The train enthusiasts who objected longest and loudest haven't seen the new premises which are in the hub of train terrain.
The shop is right across the road from the charming Mont Albert Station, an Edwardian timber building in the Arts and Crafts Style. (c.1910). Opposite is Orient Expresso, a popular cafe where the walls are literally plastered with rail themed paraphernalia. There is even a basket of toy trains kept in readiness for their baby chino customers.
A short drive away (or a 20-25 minute walk) is Box Hill's famous Miniature Railway. So there are plenty of railway buffs and their offspring visiting the area.
For those, like myself who are ignorant of such passions, railfan is the term given to train enthusiasts along with other names such as trainspotter, loco, gricer and gunzel. It quite literally means any person interested in rail transport in a recreational capacity.
This hobby extends to everything train related including locomotives and rolling stock, disused railroad lines, bridges, tunnels, level crossings, stations, railway history, railway art, rail photography, signaling, model trains, as well as the collecting of related ephemera such as timetables and tickets.
The Railfan shop caters for such interests. This is where you can pick up such gripping DVD titles as Ghost Train, More Rail Freight and Marathon of Steam.
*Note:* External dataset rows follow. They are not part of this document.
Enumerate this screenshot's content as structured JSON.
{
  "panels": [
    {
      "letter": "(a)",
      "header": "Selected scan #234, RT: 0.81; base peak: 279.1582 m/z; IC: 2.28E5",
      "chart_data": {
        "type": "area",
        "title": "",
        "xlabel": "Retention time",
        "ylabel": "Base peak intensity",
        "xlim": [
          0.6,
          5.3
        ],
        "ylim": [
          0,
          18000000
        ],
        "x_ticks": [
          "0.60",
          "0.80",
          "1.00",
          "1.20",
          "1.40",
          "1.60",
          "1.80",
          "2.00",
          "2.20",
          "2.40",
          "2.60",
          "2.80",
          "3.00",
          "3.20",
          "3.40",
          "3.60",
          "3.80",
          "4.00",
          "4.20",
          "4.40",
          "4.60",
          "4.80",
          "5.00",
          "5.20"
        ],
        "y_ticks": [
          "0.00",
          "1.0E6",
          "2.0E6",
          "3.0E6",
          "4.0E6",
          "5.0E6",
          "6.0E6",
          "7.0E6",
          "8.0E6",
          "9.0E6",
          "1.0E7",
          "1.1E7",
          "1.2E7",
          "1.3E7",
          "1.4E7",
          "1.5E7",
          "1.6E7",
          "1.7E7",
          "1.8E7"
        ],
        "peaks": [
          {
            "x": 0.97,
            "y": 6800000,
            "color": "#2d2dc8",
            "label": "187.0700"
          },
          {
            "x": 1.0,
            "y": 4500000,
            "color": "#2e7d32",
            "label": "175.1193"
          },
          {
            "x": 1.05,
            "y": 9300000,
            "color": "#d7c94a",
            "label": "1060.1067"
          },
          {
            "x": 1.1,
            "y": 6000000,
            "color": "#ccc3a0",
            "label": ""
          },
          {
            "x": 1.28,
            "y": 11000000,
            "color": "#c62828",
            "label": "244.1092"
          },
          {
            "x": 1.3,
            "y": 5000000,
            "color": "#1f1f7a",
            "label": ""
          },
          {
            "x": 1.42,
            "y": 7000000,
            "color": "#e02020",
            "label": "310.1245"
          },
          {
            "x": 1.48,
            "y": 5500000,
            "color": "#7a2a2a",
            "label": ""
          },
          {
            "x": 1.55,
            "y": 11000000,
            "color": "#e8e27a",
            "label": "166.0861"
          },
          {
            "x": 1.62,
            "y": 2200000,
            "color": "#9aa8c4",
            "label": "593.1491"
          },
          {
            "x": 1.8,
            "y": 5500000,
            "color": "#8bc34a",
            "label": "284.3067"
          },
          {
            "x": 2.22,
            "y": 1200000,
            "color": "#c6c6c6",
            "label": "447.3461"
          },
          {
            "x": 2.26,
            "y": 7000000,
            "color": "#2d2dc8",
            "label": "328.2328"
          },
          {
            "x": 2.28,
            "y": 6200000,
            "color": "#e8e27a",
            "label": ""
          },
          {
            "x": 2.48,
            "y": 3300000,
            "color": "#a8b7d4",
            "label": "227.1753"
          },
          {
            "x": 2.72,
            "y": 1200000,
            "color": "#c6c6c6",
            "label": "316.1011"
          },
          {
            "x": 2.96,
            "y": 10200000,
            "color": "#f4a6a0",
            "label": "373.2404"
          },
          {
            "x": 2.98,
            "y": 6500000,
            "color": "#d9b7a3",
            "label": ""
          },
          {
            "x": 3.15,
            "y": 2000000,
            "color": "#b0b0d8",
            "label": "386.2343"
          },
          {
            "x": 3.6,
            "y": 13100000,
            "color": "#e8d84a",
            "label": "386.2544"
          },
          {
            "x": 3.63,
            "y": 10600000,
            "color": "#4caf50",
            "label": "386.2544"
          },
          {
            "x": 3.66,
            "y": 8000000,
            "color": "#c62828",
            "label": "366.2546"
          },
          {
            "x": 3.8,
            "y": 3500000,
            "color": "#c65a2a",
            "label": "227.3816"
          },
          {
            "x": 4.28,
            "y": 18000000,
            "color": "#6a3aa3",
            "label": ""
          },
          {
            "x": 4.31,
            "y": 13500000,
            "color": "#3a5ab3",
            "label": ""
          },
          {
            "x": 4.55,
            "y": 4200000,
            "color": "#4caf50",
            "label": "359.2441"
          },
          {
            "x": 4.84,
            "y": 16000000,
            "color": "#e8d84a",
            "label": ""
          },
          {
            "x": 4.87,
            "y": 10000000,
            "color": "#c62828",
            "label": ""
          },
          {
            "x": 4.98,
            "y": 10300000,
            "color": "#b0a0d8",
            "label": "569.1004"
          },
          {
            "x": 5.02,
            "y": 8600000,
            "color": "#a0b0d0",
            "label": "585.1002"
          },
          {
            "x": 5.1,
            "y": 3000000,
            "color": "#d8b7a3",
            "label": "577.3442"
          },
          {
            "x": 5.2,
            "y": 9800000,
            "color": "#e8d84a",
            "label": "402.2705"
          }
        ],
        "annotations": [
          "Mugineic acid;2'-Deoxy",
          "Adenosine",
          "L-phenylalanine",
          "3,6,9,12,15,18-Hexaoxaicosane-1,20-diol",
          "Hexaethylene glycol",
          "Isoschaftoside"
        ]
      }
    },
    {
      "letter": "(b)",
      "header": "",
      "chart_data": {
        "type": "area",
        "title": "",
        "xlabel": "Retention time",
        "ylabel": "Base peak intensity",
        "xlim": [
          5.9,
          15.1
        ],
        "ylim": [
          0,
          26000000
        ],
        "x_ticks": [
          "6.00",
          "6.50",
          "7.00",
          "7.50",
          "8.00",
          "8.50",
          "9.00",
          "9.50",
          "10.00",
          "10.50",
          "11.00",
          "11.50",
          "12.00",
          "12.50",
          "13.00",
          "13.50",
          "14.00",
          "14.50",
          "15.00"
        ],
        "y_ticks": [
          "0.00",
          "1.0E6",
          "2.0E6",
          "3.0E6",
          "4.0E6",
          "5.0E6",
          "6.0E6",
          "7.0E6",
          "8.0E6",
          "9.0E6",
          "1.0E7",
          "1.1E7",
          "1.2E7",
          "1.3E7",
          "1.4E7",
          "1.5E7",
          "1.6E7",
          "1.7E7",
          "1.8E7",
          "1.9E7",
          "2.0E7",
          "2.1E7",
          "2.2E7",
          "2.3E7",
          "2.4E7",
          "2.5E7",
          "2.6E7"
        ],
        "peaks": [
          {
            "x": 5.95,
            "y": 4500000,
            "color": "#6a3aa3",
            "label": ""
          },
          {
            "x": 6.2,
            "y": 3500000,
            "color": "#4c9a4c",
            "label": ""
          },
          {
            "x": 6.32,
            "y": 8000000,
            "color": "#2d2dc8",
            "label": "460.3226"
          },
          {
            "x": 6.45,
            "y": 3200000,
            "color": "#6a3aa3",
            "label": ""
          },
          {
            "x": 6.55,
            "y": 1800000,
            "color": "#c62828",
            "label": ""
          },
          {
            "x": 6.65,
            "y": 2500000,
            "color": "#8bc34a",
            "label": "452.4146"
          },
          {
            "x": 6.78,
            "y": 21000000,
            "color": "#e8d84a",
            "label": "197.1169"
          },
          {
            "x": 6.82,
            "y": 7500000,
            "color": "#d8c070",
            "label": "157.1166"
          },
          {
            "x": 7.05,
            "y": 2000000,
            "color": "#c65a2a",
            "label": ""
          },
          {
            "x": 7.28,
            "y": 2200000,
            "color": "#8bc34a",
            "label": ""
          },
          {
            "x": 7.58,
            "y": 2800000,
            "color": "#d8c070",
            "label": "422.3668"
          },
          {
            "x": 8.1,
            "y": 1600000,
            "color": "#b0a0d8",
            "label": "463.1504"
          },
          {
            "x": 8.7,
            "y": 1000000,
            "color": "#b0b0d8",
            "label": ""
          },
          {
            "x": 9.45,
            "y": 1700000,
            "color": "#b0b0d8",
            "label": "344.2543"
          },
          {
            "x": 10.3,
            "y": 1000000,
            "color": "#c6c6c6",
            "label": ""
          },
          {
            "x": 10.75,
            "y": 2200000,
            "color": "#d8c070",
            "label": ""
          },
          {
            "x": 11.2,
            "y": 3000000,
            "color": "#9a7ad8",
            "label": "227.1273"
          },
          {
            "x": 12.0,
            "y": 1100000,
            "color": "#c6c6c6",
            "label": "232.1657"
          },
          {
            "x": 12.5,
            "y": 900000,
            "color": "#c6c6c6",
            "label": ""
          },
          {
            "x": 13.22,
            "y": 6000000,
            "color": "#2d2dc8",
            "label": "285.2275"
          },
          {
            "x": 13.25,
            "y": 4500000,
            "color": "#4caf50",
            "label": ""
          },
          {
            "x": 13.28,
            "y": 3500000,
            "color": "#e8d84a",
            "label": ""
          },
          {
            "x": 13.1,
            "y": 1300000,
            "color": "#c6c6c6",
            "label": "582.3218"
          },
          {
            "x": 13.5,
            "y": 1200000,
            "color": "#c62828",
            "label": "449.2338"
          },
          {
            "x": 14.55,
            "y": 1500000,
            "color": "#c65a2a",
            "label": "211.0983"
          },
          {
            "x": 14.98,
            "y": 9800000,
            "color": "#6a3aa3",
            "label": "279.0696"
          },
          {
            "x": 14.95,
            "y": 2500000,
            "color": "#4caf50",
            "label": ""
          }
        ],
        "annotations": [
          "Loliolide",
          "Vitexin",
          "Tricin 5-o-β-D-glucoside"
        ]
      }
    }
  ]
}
Best selling books include Best of Buses and the Loco Spotters Handbook.
Stock includes train sets, model trains, magazines, huge portraits of famous engines, maps, postcards, fridge magnets and a charming cabinet of Thomas and Friends toy trains.
As one silver top said, as he stepped over a budding engineer playing with his train on the floor, "the only difference between the big boys and the small are the size of their toys."
Railfan is run by the Association of Railway Enthusiasts a group formed in 1961 to cater for those interested in railways and tramways. The group is also a licensed travel agent, which has run over 90 tours.
Often, they travel over lines which do not see regular passenger services, as well as offering combined bus/walking tours along abandoned railway lines.
I picked up a brochure for a forthcoming holiday in Japan. It sounded tempting as it covered the four major islands Honshu, Hokkaido, Kyushu and Shikoku and you got to ride on bullet trains, private railways, monorails, ropeways and steam operations.
Okay, so when the train stops I might be the only one taking pictures of Mount Fuji rather than the engine. But hey, with so many trainspotters on board one could be assured the holiday ran to schedule.